Supposedly, the voice of George narrates a somewhat skewed history of the Beatles and thereafter, with these new facts inserted, creating a new truth. All the usual stuff is in here, along with some shocking new bits. One truly bizarre addition indicates that ‘Lovely Rita,’ who witnessed Paul’s death, is actually, wait for it, Heather Mills.
As a kid, it was always fun to find the clues, but come on, we all knew it was a hoax. I gotta give the producers props for trying at least. It gives new meaning to many lyrics previously thought indecipherable, a nice touch. A fun, if at times, rather sinister, faux documentary/conspiracy theory.
Caveman ~ Oddly the thought of this movie brings back vivid memories of listening to WIFI-92 FM back in the late 1970s. This, along with flicks like Grease, Sgt. Pepper and Moment by Moment were treated like serious event movies with promotions and contests running constantly on the station. Caveman, notable for its own caveman language and that it featured superstar couple Ringo Starr and Barbara Bach, is actually a pretty funny visual joke piece. It kinda reminds me of what might have happened had Mel Brooks wrote and directed One Million Years B.C.. A hundred times better than any Geico commercial. The funniest part of the DVD however is that if you plug the captions in, all of the nonsense words are there to follow along. Zug zug.
Red Doors and the short subject Educated are wonderful and deservedly award-winning films by writer/director Georgia Lee about the Asian experience in America with quirky funky casts, characters and storylines. I just wish she would get over her seeming obsession with urination. Despite that, highly recommended.
Queen Sized ~ Like Ricki Lake a generation ago with the first version of Hairspray, the star of the new one, Nikki Blonsky, seems to have a stranglehold on every ‘big girl’ role in Hollywood. Here she plays an outcast girl (guess why) who is picked on by the cool kids until she triumphs over evil and becomes the high school Homecoming Queen. Harmless ABC Family fun.
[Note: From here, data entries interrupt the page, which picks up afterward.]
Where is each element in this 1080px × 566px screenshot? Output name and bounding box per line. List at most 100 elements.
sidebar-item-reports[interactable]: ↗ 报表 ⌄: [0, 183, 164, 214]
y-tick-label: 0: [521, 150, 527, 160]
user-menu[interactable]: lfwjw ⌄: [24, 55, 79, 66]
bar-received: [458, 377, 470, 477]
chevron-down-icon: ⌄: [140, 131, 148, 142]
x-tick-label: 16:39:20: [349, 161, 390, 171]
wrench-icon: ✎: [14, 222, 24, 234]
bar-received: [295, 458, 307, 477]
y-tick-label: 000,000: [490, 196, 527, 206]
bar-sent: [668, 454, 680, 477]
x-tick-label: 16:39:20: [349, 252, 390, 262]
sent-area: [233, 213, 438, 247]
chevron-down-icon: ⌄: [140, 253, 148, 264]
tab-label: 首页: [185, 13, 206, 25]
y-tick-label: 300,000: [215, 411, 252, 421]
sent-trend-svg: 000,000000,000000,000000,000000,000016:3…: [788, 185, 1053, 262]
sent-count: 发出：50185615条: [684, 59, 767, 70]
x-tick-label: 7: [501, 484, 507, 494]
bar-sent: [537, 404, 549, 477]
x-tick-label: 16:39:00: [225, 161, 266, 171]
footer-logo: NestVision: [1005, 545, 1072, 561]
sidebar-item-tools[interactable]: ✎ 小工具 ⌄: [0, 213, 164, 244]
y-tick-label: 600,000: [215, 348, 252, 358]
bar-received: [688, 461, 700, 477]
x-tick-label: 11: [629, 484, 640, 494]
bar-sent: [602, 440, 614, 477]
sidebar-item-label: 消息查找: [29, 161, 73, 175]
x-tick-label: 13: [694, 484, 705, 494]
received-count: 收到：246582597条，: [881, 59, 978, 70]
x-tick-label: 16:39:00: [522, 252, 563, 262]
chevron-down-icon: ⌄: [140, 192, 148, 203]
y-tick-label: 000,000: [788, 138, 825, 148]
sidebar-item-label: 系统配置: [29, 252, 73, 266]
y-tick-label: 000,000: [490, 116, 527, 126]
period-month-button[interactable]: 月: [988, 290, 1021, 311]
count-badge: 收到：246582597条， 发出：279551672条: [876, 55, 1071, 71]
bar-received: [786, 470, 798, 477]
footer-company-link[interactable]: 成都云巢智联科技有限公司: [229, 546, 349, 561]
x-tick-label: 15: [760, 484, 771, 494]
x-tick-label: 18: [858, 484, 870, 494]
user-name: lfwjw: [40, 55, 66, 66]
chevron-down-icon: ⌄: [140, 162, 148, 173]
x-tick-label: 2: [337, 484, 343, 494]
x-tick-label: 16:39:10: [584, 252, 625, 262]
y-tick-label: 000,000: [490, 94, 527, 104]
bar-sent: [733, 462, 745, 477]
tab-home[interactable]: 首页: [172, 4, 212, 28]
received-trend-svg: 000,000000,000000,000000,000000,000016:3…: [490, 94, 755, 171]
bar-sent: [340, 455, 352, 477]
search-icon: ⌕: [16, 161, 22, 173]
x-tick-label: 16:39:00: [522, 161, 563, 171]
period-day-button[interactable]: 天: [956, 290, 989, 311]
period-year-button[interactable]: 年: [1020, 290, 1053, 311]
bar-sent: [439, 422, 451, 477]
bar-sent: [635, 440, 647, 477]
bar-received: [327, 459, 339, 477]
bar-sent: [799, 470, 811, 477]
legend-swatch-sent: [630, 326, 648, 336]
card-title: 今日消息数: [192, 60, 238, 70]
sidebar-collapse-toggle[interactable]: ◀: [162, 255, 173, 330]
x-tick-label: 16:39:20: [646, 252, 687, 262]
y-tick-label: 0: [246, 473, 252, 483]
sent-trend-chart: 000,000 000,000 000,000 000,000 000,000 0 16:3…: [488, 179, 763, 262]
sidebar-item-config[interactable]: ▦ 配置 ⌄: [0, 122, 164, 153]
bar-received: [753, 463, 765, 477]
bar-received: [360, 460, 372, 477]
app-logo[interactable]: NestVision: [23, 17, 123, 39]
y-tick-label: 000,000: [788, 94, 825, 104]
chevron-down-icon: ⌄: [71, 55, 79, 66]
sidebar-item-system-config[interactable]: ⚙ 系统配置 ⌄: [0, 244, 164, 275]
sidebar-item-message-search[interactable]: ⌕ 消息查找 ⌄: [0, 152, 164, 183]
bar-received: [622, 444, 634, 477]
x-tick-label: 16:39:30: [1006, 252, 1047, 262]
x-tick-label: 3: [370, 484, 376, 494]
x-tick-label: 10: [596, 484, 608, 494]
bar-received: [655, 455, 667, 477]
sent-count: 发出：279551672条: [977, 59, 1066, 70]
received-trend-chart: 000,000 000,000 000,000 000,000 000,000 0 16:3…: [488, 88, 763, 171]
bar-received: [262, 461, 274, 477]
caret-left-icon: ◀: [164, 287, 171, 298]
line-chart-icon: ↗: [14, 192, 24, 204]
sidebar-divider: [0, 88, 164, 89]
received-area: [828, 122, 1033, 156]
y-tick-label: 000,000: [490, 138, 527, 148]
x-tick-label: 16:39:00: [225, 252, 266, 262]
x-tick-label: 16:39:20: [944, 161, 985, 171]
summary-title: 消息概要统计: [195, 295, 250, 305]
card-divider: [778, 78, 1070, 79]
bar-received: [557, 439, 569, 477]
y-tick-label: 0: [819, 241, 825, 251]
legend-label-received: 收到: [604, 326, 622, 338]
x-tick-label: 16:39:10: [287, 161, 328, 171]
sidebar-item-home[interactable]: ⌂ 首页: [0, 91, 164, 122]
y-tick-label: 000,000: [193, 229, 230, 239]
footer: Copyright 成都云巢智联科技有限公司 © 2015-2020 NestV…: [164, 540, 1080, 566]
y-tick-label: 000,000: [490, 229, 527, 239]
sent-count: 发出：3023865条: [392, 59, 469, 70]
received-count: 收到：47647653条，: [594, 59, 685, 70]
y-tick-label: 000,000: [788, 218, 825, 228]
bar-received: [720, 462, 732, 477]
Steambath ~ This was one of the shows that cemented my father’s opinion that Public Television at night was either educational documentaries or pornography. Good thing he never saw “I Claudius” later on in the decade. This was a television adaptation of Bruce Jay Friedman’s brilliant off-Broadway play. As good as I remembered as a kid, and watching it now as an adult I not only get the jokes but I understand just how really good it is.
27 Dresses ~ This chick-lit-style chick flick starring Katherine Heigl of “Grey’s Anatomy” is a bit predictable but on the whole quite entertaining. She plays a woman whose been a bridesmaid twenty-seven times but is secretly in love with the man who’s about to marry her shallow sister. Add in American-talking Brit James Marsden and hilarity ensues. Honestly not as bad as it sounds, and the best part is where Heigl models all twenty-seven bridesmaids dresses. “Really, you can shorten them and wear them again.”